Suppose you have generalized anxiety disorder (GAD), for example. In that case, you may experience constant worries about your work, school, finances, and relationships, with physical symptoms like muscle tension, difficulty concentrating, sleep disturbances, and irritability.

Older adults with anxiety disorders are at higher risk for physical and cognitive decline, including dementia. Treatment options include medication, therapy, stress reduction, and coping skills.

Bipolar Disorder

Bipolar disorder is characterized by extreme mood changes, such as mania (elevated emotions) or hypomania (less severe sensation). These changes can lead to serious problems in everyday life.

People with bipolar disorder often have problems with their relationships and may find it challenging to maintain healthy sleep patterns or routines. They also may have trouble concentrating and thinking clearly. What Mental Illness Gets Worse With Age?

Researchers believe that bipolar disorder gets worse with age because it affects the brain. This is thought to be caused by changes in the prefrontal cortex, a part of the brain that controls perception, senses, personality, and intelligence.

The good news is that a combination of medication and therapy can control bipolar. Medication helps to control mood swings and other symptoms, while therapy improves communication and social relationships.
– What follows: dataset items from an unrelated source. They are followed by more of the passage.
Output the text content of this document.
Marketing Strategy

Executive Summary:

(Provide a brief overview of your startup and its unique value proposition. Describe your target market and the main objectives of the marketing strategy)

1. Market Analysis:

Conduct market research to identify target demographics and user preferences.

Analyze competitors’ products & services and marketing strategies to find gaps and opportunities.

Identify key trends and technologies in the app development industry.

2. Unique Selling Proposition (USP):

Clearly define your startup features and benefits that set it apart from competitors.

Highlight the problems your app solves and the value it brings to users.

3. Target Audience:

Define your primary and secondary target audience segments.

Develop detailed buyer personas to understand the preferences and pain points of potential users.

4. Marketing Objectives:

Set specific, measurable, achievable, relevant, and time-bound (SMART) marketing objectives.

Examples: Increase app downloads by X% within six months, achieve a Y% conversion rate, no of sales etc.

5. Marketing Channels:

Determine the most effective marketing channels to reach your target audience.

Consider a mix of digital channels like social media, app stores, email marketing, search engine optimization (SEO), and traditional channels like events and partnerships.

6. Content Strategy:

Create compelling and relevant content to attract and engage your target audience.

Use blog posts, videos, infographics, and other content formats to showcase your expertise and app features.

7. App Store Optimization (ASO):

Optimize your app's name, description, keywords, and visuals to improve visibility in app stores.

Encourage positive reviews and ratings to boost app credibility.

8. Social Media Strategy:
The symptoms of schizophrenia often get worse as people age. The leading cause is the loss of brain tissue due to the condition, which eats away at your nerve cells and other brain areas over time.

Symptoms of schizophrenia include delusions, hallucinations, and disorganized thinking and speech. These can make it difficult to concentrate on work, study, or speak clearly.

Delusions are false beliefs that aren’t backed up by facts. They can be so strong that a person may believe they’re in danger or are being controlled by others.

Hallucinations are when a person sees, hears, smells, or tastes something that doesn’t exist, but they think she is real. They can also be very ominous, such as hearing voices that tell them they’re in trouble.

Medication to reduce delusions and hallucinations, such as antipsychotics, can help. Individual and family therapy can also help people cope with the effects of schizophrenia and learn new ways to manage their symptoms.